As soon as the EAT-Lancet Commission on Food, Planet and Health was announced, the food, health and environment community started talking. Here is a round-up of reactions when we launched…
Johan Rockström was interviewed in Swedish newspaper Dagens Nyheter (DN) about his goals for the commission. He told journalist Thomas Frostberg:
“This is a sort of mini version of the UN Intergovernmental Panel on Climate Change, but in the field of sustainable and healthy food, brought together to survey the state of knowledge in the field. That is no small task. Food production alone could blow the Climate Agreement and stop us from achieving the goals from Paris. It is shocking that we have so little focus on food when it is so influential. For example, 70 percent of all water that is taken out the world’s rivers goes to agriculture.
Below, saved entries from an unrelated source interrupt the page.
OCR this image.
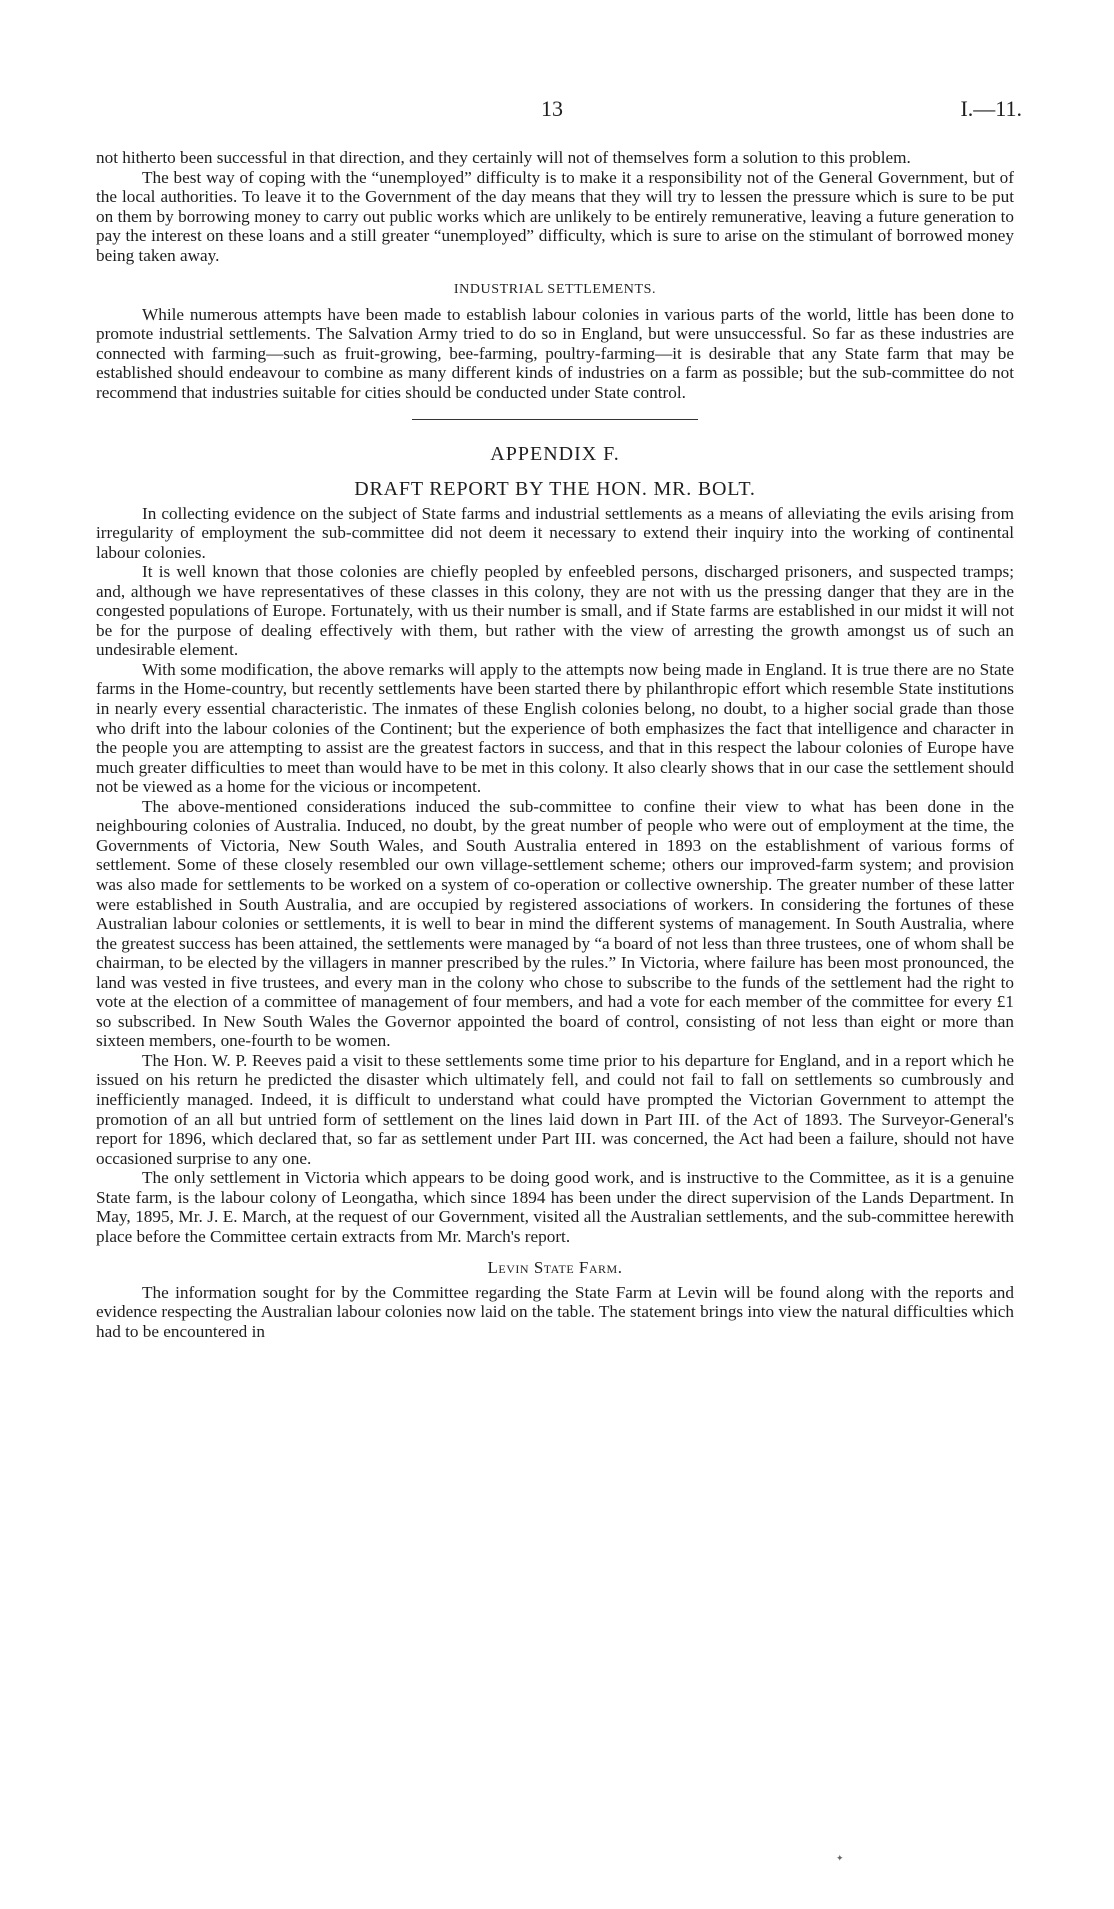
13	I.—11.

not hitherto been successful in that direction, and they certainly will not of themselves form a solution to this problem.

The best way of coping with the “unemployed” difficulty is to make it a responsibility not of the General Government, but of the local authorities. To leave it to the Government of the day means that they will try to lessen the pressure which is sure to be put on them by borrowing money to carry out public works which are unlikely to be entirely remunerative, leaving a future generation to pay the interest on these loans and a still greater “unemployed” difficulty, which is sure to arise on the stimulant of borrowed money being taken away.

INDUSTRIAL SETTLEMENTS.

While numerous attempts have been made to establish labour colonies in various parts of the world, little has been done to promote industrial settlements. The Salvation Army tried to do so in England, but were unsuccessful. So far as these industries are connected with farming—such as fruit-growing, bee-farming, poultry-farming—it is desirable that any State farm that may be established should endeavour to combine as many different kinds of industries on a farm as possible; but the sub-committee do not recommend that industries suitable for cities should be conducted under State control.

APPENDIX F.
DRAFT REPORT BY THE HON. MR. BOLT.

In collecting evidence on the subject of State farms and industrial settlements as a means of alleviating the evils arising from irregularity of employment the sub-committee did not deem it necessary to extend their inquiry into the working of continental labour colonies.

It is well known that those colonies are chiefly peopled by enfeebled persons, discharged prisoners, and suspected tramps; and, although we have representatives of these classes in this colony, they are not with us the pressing danger that they are in the congested populations of Europe. Fortunately, with us their number is small, and if State farms are established in our midst it will not be for the purpose of dealing effectively with them, but rather with the view of arresting the growth amongst us of such an undesirable element.

With some modification, the above remarks will apply to the attempts now being made in England. It is true there are no State farms in the Home-country, but recently settlements have been started there by philanthropic effort which resemble State institutions in nearly every essential characteristic. The inmates of these English colonies belong, no doubt, to a higher social grade than those who drift into the labour colonies of the Continent; but the experience of both emphasizes the fact that intelligence and character in the people you are attempting to assist are the greatest factors in success, and that in this respect the labour colonies of Europe have much greater difficulties to meet than would have to be met in this colony. It also clearly shows that in our case the settlement should not be viewed as a home for the vicious or incompetent.

The above-mentioned considerations induced the sub-committee to confine their view to what has been done in the neighbouring colonies of Australia. Induced, no doubt, by the great number of people who were out of employment at the time, the Governments of Victoria, New South Wales, and South Australia entered in 1893 on the establishment of various forms of settlement. Some of these closely resembled our own village-settlement scheme; others our improved-farm system; and provision was also made for settlements to be worked on a system of co-operation or collective ownership. The greater number of these latter were established in South Australia, and are occupied by registered associations of workers. In considering the fortunes of these Australian labour colonies or settlements, it is well to bear in mind the different systems of management. In South Australia, where the greatest success has been attained, the settlements were managed by “a board of not less than three trustees, one of whom shall be chairman, to be elected by the villagers in manner prescribed by the rules.” In Victoria, where failure has been most pronounced, the land was vested in five trustees, and every man in the colony who chose to subscribe to the funds of the settlement had the right to vote at the election of a committee of management of four members, and had a vote for each member of the committee for every £1 so subscribed. In New South Wales the Governor appointed the board of control, consisting of not less than eight or more than sixteen members, one-fourth to be women.

The Hon. W. P. Reeves paid a visit to these settlements some time prior to his departure for England, and in a report which he issued on his return he predicted the disaster which ultimately fell, and could not fail to fall on settlements so cumbrously and inefficiently managed. Indeed, it is difficult to understand what could have prompted the Victorian Government to attempt the promotion of an all but untried form of settlement on the lines laid down in Part III. of the Act of 1893. The Surveyor-General's report for 1896, which declared that, so far as settlement under Part III. was concerned, the Act had been a failure, should not have occasioned surprise to any one.

The only settlement in Victoria which appears to be doing good work, and is instructive to the Committee, as it is a genuine State farm, is the labour colony of Leongatha, which since 1894 has been under the direct supervision of the Lands Department. In May, 1895, Mr. J. E. March, at the request of our Government, visited all the Australian settlements, and the sub-committee herewith place before the Committee certain extracts from Mr. March's report.

Levin State Farm.

The information sought for by the Committee regarding the State Farm at Levin will be found along with the reports and evidence respecting the Australian labour colonies now laid on the table. The statement brings into view the natural difficulties which had to be encountered in

✦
Johan Rockström, Gunhild Stordalen and Richard Horton published a comment in The Lancet, calling the commissioners “a unique interdisciplinary group of world-leading experts from health, economics, behavioural psychology, food systems, governance, and Earth system science.”
Stockholm Resilience Centre said the EAT-Lancet Commission would produce “new solutions for our global food system”.
The Food Climate Research Network announced some of the key issues expected to be tackled in the EAT-Lancet Commision’s report:
“…synergies and trade-offs between food-related human and planetary health; […] knowledge gaps, barriers, and levers of change in support of the recent international agreements; […] food-price volatility and food waste […] which companies control the global food system and how behavioural change of consumers and producers could push the world onto a more sustainable course.”
UK-based Wellcome Trust, the world’s largest medical research charity and key supporter of the EAT-Lancet Commission, emphasized the roadmap for transforming food systems that will follow the Commission’s initial
research. Johan Rockström, co-chair of the Commission, told Wellcome Trust:
“Although challenging, this transformation is possible. Changes in dietary choices, such as reduced
red meat consumption, could avoid further deforestation, reduce global mortality by 6-10% and food-related greenhouse gas emissions by 29-70% by 2050″
EU research initiative Inherit wrote on their pages that the research expected from the EAT-Lancet Commission on Food, Planet and Health will complement and fill the gaps left by two previous, celebrated, Lancet initiatives – the Commission on Planetary Health and the Commission on Climate Change and Health.